Und dann kam ein Morgen, als das Frühstück abgeräumt war und die Kinder in ihren Zimmern waren und vermutlich lasen - das hoffte sie jedenfalls - und sie sich mit einer Tasse Kaffee an ihre Arbeit setzte. Sie hatte das Gefühl, etwas vergessen zu haben. Was war es nur? Sie blickte auf den Hof und versuchte, sich zu erinnern. Die schwere, feuchte Luft trieb durch die offenen Schiebefenster herein und brachte den schwachen Duft der Streifenfarne mit, die Frank an den gelben Steinen der Grundmauern gepflanzt hatte. Um einen Kontrast zu erzeugen. Auch darin offenbarte sich sein Genie: in seiner Aufmerksamkeit für Kleinigkeiten. Die Blumenbeete im Hof waren voller Farben - dort wuchsen Mädchenaugen, Phlox, Stockrosen und Tigerlilien, sie sollte sich wirklich mehr darum kümmern -, Farben, die die Außenmauern nicht hatten, denn die folgten einem sehr schlichten chromatischen Schema: Grün vor Gelb, das in Gold überging. Sie sah Billy Weston, der am Fuß des Hügels mit Brunker offenbar über den Rasenmäher sprach.

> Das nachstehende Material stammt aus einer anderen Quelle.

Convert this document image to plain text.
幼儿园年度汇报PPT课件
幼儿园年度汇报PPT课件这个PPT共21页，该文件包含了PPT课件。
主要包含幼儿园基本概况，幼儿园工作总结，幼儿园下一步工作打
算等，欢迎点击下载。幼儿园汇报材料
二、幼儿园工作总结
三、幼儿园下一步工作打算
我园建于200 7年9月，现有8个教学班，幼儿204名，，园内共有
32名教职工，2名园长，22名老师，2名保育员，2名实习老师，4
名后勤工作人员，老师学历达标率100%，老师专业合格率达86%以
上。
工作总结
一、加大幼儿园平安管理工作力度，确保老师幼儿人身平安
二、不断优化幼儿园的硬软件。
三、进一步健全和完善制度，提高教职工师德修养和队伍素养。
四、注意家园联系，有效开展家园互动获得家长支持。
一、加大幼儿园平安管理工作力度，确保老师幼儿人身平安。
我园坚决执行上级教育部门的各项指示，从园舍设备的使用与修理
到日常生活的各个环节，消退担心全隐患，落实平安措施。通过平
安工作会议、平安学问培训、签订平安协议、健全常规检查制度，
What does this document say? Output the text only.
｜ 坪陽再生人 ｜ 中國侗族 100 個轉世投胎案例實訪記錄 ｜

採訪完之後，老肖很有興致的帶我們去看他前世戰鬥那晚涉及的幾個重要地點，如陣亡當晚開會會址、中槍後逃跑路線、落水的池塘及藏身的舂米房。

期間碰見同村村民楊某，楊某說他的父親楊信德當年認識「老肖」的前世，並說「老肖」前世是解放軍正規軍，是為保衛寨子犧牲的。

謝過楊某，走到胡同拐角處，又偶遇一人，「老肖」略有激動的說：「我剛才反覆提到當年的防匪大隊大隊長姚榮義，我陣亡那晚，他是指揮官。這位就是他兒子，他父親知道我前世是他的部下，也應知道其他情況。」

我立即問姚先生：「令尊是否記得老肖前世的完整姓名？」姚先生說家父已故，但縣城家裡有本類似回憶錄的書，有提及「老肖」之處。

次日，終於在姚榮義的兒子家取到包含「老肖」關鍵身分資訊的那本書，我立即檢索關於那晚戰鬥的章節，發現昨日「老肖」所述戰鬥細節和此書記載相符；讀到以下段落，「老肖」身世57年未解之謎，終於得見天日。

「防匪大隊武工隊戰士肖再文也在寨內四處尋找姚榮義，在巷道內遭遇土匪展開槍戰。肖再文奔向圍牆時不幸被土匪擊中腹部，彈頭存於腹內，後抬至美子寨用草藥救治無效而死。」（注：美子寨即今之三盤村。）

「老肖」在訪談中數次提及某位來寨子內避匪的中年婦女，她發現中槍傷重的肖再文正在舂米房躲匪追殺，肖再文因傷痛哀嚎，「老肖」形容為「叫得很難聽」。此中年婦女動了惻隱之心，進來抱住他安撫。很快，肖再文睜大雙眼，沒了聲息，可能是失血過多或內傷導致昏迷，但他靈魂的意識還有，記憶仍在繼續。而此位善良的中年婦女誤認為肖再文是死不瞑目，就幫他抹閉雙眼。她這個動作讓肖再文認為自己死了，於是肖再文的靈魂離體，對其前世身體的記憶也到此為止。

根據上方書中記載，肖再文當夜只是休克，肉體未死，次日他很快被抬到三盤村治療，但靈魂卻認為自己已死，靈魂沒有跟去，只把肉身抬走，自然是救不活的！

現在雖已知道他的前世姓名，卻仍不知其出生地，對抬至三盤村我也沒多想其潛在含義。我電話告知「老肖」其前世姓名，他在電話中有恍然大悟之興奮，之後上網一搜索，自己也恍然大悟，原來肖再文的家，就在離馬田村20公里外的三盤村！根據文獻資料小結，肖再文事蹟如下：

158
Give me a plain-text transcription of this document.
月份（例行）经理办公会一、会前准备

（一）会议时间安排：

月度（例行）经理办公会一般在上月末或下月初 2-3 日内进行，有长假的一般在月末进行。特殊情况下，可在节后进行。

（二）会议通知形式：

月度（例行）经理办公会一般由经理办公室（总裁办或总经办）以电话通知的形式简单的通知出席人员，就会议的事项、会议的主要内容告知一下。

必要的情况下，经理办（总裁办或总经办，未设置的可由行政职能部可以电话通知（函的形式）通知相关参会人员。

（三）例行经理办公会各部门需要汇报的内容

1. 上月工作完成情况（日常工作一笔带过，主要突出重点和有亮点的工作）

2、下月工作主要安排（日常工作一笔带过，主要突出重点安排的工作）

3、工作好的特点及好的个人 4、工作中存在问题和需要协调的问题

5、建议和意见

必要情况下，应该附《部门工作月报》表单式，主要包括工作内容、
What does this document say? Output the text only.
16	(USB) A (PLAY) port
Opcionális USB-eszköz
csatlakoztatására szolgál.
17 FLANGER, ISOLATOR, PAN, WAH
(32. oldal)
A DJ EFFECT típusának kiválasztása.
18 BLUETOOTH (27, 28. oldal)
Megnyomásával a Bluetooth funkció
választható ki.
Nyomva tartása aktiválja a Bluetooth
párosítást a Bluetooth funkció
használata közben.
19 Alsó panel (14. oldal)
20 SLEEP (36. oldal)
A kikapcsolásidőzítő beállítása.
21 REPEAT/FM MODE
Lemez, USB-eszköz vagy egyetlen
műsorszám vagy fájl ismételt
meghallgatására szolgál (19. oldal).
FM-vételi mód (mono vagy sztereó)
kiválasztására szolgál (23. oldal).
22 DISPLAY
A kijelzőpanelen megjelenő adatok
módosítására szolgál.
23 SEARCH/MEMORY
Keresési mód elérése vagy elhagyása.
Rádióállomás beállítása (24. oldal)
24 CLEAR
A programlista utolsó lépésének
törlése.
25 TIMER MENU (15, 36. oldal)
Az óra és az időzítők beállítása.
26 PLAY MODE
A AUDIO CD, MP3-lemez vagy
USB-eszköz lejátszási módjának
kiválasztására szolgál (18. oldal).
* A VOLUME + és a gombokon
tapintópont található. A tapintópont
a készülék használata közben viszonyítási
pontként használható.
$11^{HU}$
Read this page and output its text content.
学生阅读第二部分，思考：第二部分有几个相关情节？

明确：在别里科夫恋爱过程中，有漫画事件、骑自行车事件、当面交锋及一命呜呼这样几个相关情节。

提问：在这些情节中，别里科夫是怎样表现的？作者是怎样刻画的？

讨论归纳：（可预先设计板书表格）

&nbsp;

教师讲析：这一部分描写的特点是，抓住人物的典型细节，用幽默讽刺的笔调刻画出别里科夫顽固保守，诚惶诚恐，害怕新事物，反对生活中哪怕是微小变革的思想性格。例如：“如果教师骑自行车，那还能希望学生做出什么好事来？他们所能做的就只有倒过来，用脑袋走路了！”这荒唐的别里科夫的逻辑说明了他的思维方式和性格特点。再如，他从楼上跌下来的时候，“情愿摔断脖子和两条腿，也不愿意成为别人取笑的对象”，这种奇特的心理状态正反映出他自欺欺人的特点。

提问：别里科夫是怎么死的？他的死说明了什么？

Das Licht der noch tiefstehenden Sonne glättete ihre Züge bis zur Unkenntlichkeit und machte ihre Gesichter zu zwei unregelmäßig leuchtenden, vom Schattenspiel ihrer Gebärden losgelösten Ovalen, und dahinter waren der See und die Straßen und die fernen Schemen weidender Rinder.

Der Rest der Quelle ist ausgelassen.